Blick von der Hinteren zur Vorderen Suwaldspitze
Blick von der Hinteren zur Vorderen Suwaldspitze

Rückweg über das Älpele

Für den Abstiegsweg überlege ich noch, einen möglicherweise vorhandenen, in Karten nicht verzeichneten und offenbar ziemlich wilden Steig auszuprobieren. Dieser scheint vom Beginn des Verbindungsgrats zur Steinmandlspitze direkt in Richtung Älpele zu verlaufen. Ich kann einzelne Passagen von oben einsehen, verzichte dann aber doch. Heute ist mir nicht danach, hier auf bloßen Verdacht abzusteigen und dann gegebenenfalls doch wieder aufsteigen zu müssen. Meine Abenteuerlust hat wohl in den letzten Jahren etwas gelitten …

So viele (mir) unbekannte Gipfel hinter dem Hohen Schrofen
So viele (mir) unbekannte Gipfel hinter dem Hohen Schrofen

Guten Gewissens schlage ich lieber den bekannten Weg an der Vorderen Suwaldspitze vorbei ein. Zügig erreiche ich die Einsattelung und folge nun dem bestens markierten Weg hinunter ins Älpele. Von dort kann ich übrigens die vermeintliche Abkürzung im Gelände kaum bis gar nicht ausmachen und bin somit sehr zufrieden mit meiner Entscheidung.

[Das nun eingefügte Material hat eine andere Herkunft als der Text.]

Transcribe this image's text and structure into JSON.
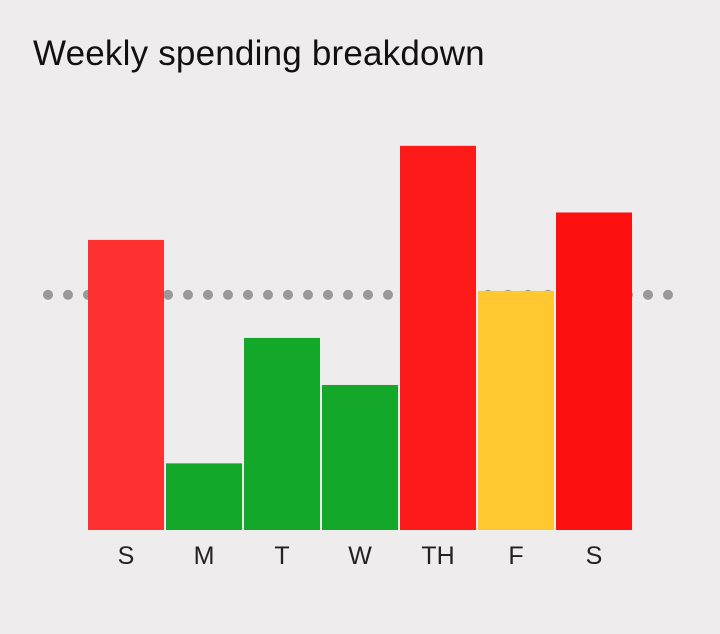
{
  "title": "Weekly spending breakdown",
  "chart_data": {
    "type": "bar",
    "title": "Weekly spending breakdown",
    "categories": [
      "S",
      "M",
      "T",
      "W",
      "TH",
      "F",
      "S"
    ],
    "values": [
      74,
      17,
      49,
      37,
      98,
      61,
      81
    ],
    "colors": [
      "#ff3030",
      "#13a829",
      "#13a829",
      "#13a829",
      "#ff1a1a",
      "#ffc830",
      "#ff1010"
    ],
    "reference_line": {
      "value": 60,
      "style": "dotted",
      "color": "#999999"
    },
    "ylim": [
      0,
      100
    ],
    "xlabel": "",
    "ylabel": "",
    "grid": false,
    "legend": "none"
  }
}
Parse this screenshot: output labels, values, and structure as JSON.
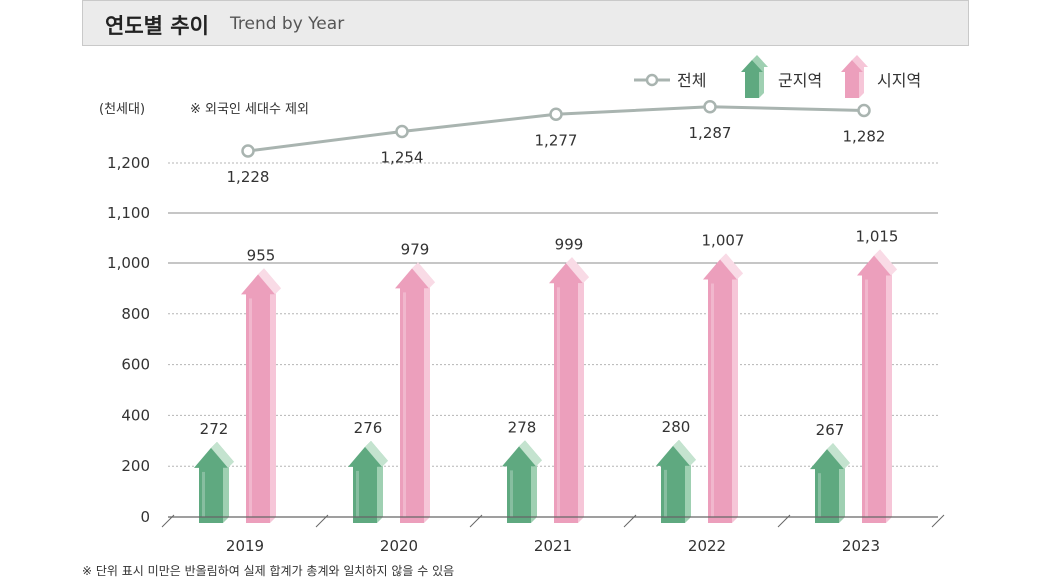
{
  "header": {
    "title_ko": "연도별 추이",
    "title_en": "Trend by Year"
  },
  "unit_label": "(천세대)",
  "note": "※ 외국인 세대수 제외",
  "footnote": "※ 단위 표시 미만은 반올림하여 실제 합계가 총계와 일치하지 않을 수 있음",
  "colors": {
    "total_line": "#a9b4b0",
    "county_front": "#5fa980",
    "county_side": "#9fd0b2",
    "county_top": "#c4e3cf",
    "city_front": "#ec9fbc",
    "city_side": "#f6c6d8",
    "city_top": "#f9dbe6"
  },
  "chart_data": {
    "type": "bar",
    "categories": [
      "2019",
      "2020",
      "2021",
      "2022",
      "2023"
    ],
    "series": [
      {
        "name": "군지역",
        "kind": "bar",
        "values": [
          272,
          276,
          278,
          280,
          267
        ]
      },
      {
        "name": "시지역",
        "kind": "bar",
        "values": [
          955,
          979,
          999,
          1007,
          1015
        ]
      },
      {
        "name": "전체",
        "kind": "line",
        "values": [
          1228,
          1254,
          1277,
          1287,
          1282
        ]
      }
    ],
    "value_labels": {
      "county": [
        "272",
        "276",
        "278",
        "280",
        "267"
      ],
      "city": [
        "955",
        "979",
        "999",
        "1,007",
        "1,015"
      ],
      "total": [
        "1,228",
        "1,254",
        "1,277",
        "1,287",
        "1,282"
      ]
    },
    "y_ticks": [
      {
        "value": 0,
        "label": "0"
      },
      {
        "value": 200,
        "label": "200"
      },
      {
        "value": 400,
        "label": "400"
      },
      {
        "value": 600,
        "label": "600"
      },
      {
        "value": 800,
        "label": "800"
      },
      {
        "value": 1000,
        "label": "1,000"
      },
      {
        "value": 1100,
        "label": "1,100"
      },
      {
        "value": 1200,
        "label": "1,200"
      }
    ],
    "legend": [
      "전체",
      "군지역",
      "시지역"
    ],
    "legend_position": "top-right",
    "ylabel": "(천세대)",
    "grid": true
  }
}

Aus dem Älpele geht der Blick über Berwang zum Thaneller
Aus dem Älpele geht der Blick über Berwang zum Thaneller

Der weitere Weg in Richtung Gröben entlang des Älpelesbachs ist weitgehend unspektakulär. Das ist aber nicht immer so, denn die steilen Hänge links und rechts lassen erahnen, dass hier noch bis in den Frühsommer hinein Lawinen abgehen und den Weg verlegen können. Jetzt, Mitte August, ist aber längst der Schnee geschmolzen und so gelange ich ohne Hindernisse zurück nach Berwang. Die Wartezeit auf den Bus ist erträglich, immerhin. Die Rückfahrt wird noch so oder so lang genug werden …

Ein Lawinenzug im Älpelesbachtal
Ein Lawinenzug im Älpelesbachtal

Fazit

Es ist schon lange her, dass ich so viele mir unbekannte Berge an einem einzigen Tag gesehen habe. Ich werde unbedingt wiederkommen und die Gegend rund um Berwang genauer erkunden – trotz der langen Fahrtzeiten! Am Hönig war zwar recht viel los, aber die Einsamkeit rund um die Vordere Suwaldspitze haben mir ausgesprochen gut gefallen. Die Tour kann ich guten Gewissens weiterempfehlen!